The nci_era5grib runs for about 50 mins now and then crashes with no helpful error message (to me at least).
Hi @sonyafiddes. Thanks for letting us know. There is an issue with CDO in the current conda/analysis3 environment (Error using '-t ecmwf' - CDO - Project Management Service). Unfortunately this was only discovered after the environment became stable. It was resolved in the unstable environment yesterday. There is some other issue with the newer analysis envs and the underlying era5grib package. Switching back to analysis3/23.01 resolves the issue for now. @Paola-CMS is looking at refactoring era5grib package, which should clear up this issue as well as the cdo dependence.
Thank @Scott and @dale.roberts, I’ve changed the app/nci_era5grib/rose-app.conf file to now module load conda/analysis3-23.01, but it’s still not producing any grib files (its been running for about 20mins and nothing - it should only take a few mins each file…) - have I missed something?

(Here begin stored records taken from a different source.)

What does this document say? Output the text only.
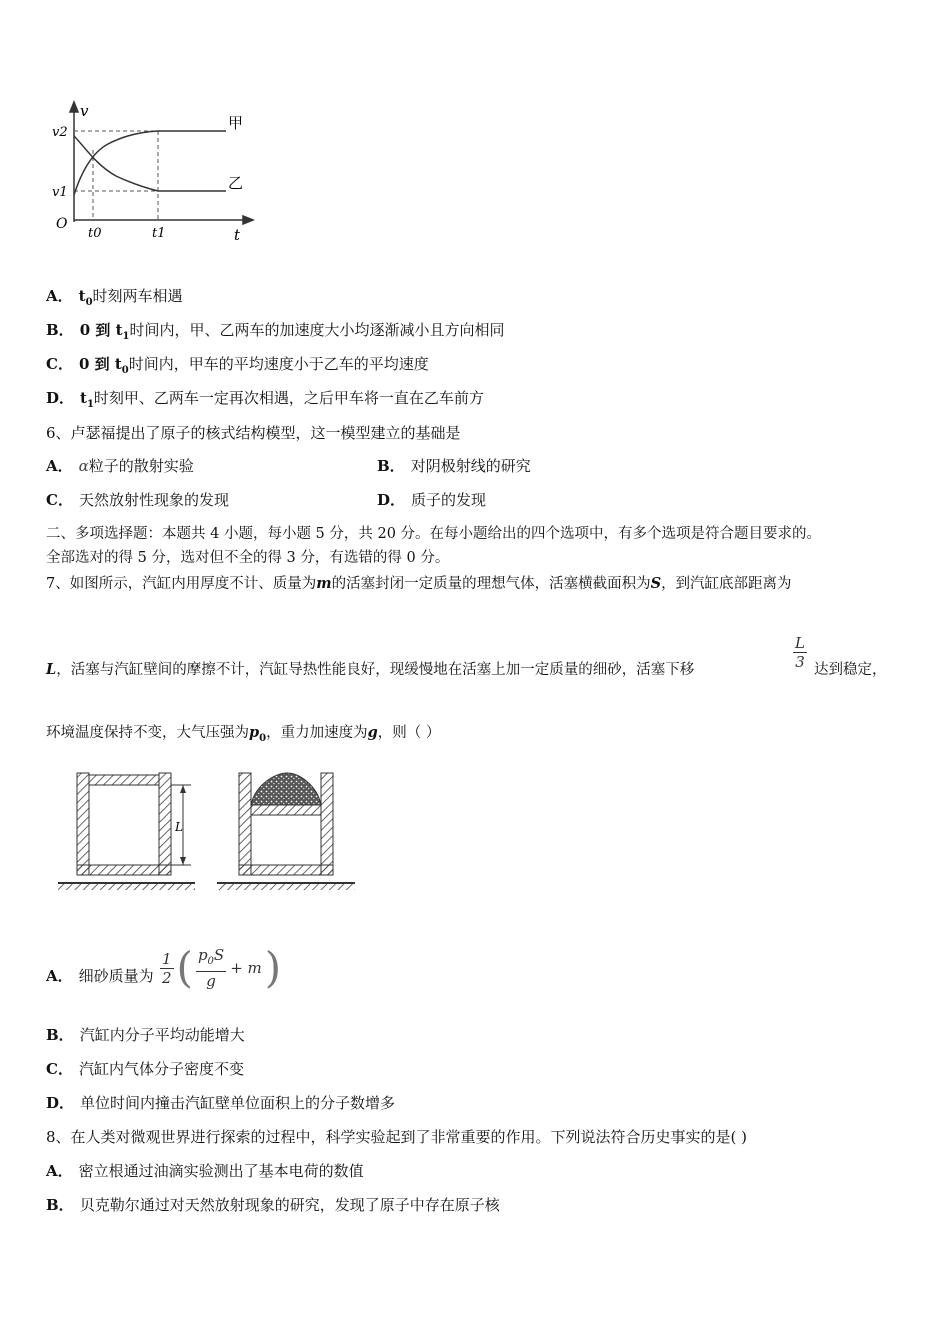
v
v2
v1
O
t0	t1	t
甲
乙
A． $t_0$时刻两车相遇
B． 0 到 $t_1$时间内，甲、乙两车的加速度大小均逐渐减小且方向相同
C． 0 到 $t_0$时间内，甲车的平均速度小于乙车的平均速度
D． $t_1$时刻甲、乙两车一定再次相遇，之后甲车将一直在乙车前方
6、卢瑟福提出了原子的核式结构模型，这一模型建立的基础是
A． α粒子的散射实验	B． 对阴极射线的研究
C． 天然放射性现象的发现	D． 质子的发现
二、多项选择题：本题共 4 小题，每小题 5 分，共 20 分。在每小题给出的四个选项中，有多个选项是符合题目要求的。
全部选对的得 5 分，选对但不全的得 3 分，有选错的得 0 分。
7、如图所示，汽缸内用厚度不计、质量为m的活塞封闭一定质量的理想气体，活塞横截面积为S，到汽缸底部距离为
L，活塞与汽缸壁间的摩擦不计，汽缸导热性能良好，现缓慢地在活塞上加一定质量的细砂，活塞下移	$\frac{L}{3}$ 达到稳定，
环境温度保持不变，大气压强为$p_0$，重力加速度为g，则（ ）
L
A． 细砂质量为 $\frac{1}{2}$ ( $\frac{p_0S}{g} + m$ )
B． 汽缸内分子平均动能增大
C． 汽缸内气体分子密度不变
D． 单位时间内撞击汽缸壁单位面积上的分子数增多
8、在人类对微观世界进行探索的过程中，科学实验起到了非常重要的作用。下列说法符合历史事实的是( )
A． 密立根通过油滴实验测出了基本电荷的数值
B． 贝克勒尔通过对天然放射现象的研究，发现了原子中存在原子核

I also changed the site/nci-gadi/suite-adds.rc to use module load conda/analysis3/23.01 too…
Hi @sonyafiddes. I’ve noticed when using nci_era5grib that the runtime can be quite variable. I think the main cause of this is that a) era5grib writes the dataset as netCDF to $TMPDIR in order to have cdo convert it to grib format and b) cylc overrides $TMPDIR such that these temporary netCDF files end up on /scratch or /g/data. I’ve found that if I reset TMPDIR to $PBS_JOBFS in the tasks’s [[[environment]]] section, the runtime is much more consistent.

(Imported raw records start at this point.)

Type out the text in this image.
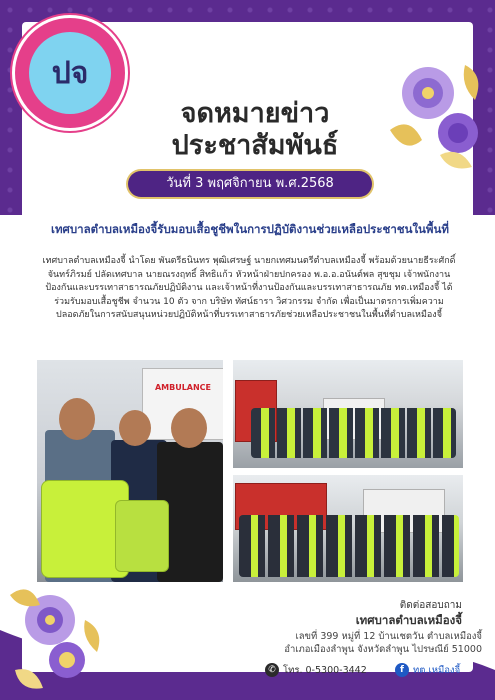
ปจ
จดหมายข่าว
ประชาสัมพันธ์
วันที่ 3 พฤศจิกายน พ.ศ.2568
เทศบาลตำบลเหมืองจี้รับมอบเสื้อชูชีพในการปฏิบัติงานช่วยเหลือประชาชนในพื้นที่
เทศบาลตำบลเหมืองจี้ นำโดย พันตรีธนินทร พุฒิเศรษฐ์ นายกเทศมนตรีตำบลเหมืองจี้ พร้อมด้วยนายธีระศักดิ์ จันทร์ภิรมย์ ปลัดเทศบาล นายณรงฤทธิ์ สิทธิแก้ว หัวหน้าฝ่ายปกครอง พ.อ.อ.อนันต์พล สุขชุม เจ้าพนักงานป้องกันและบรรเทาสาธารณภัยปฏิบัติงาน และเจ้าหน้าที่งานป้องกันและบรรเทาสาธารณภัย ทต.เหมืองจี้ ได้ร่วมรับมอบเสื้อชูชีพ จำนวน 10 ตัว จาก บริษัท ทัศน์ธารา วิศวกรรม จำกัด เพื่อเป็นมาตรการเพิ่มความปลอดภัยในการสนับสนุนหน่วยปฏิบัติหน้าที่บรรเทาสาธารภัยช่วยเหลือประชาชนในพื้นที่ตำบลเหมืองจี้
AMBULANCE
ติดต่อสอบถาม
เทศบาลตำบลเหมืองจี้
เลขที่ 399 หมู่ที่ 12 บ้านเชตวัน ตำบลเหมืองจี้
อำเภอเมืองลำพูน จังหวัดลำพูน ไปรษณีย์ 51000
✆ โทร. 0-5300-3442	f ทต.เหมืองจี้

I’ve set TMPDIR=$PBS_JOBFS under # TASK RUNTIME ENVIRONMENT: in the job file (I then just qsub it manually), but it still only created two grib files in two hours. Have I done something wrong here? Or is there another way to speed this up?
Hi @sonyafiddes. At this stage the only thing that comes to mind is the interpreter line in app/nci_era5grib/bin/nci_era5grib.py. If the first line of nci_era5grib.py looks something like this:
No worries. Yeah, we’re aware its an issue in everything after 23.04. I think its a dask problem based on the logging I can see when the job runs. Hard to tell though. We’ll keep working on it, being stuck on analysis3-23.01 isn’t sustainable in the long run.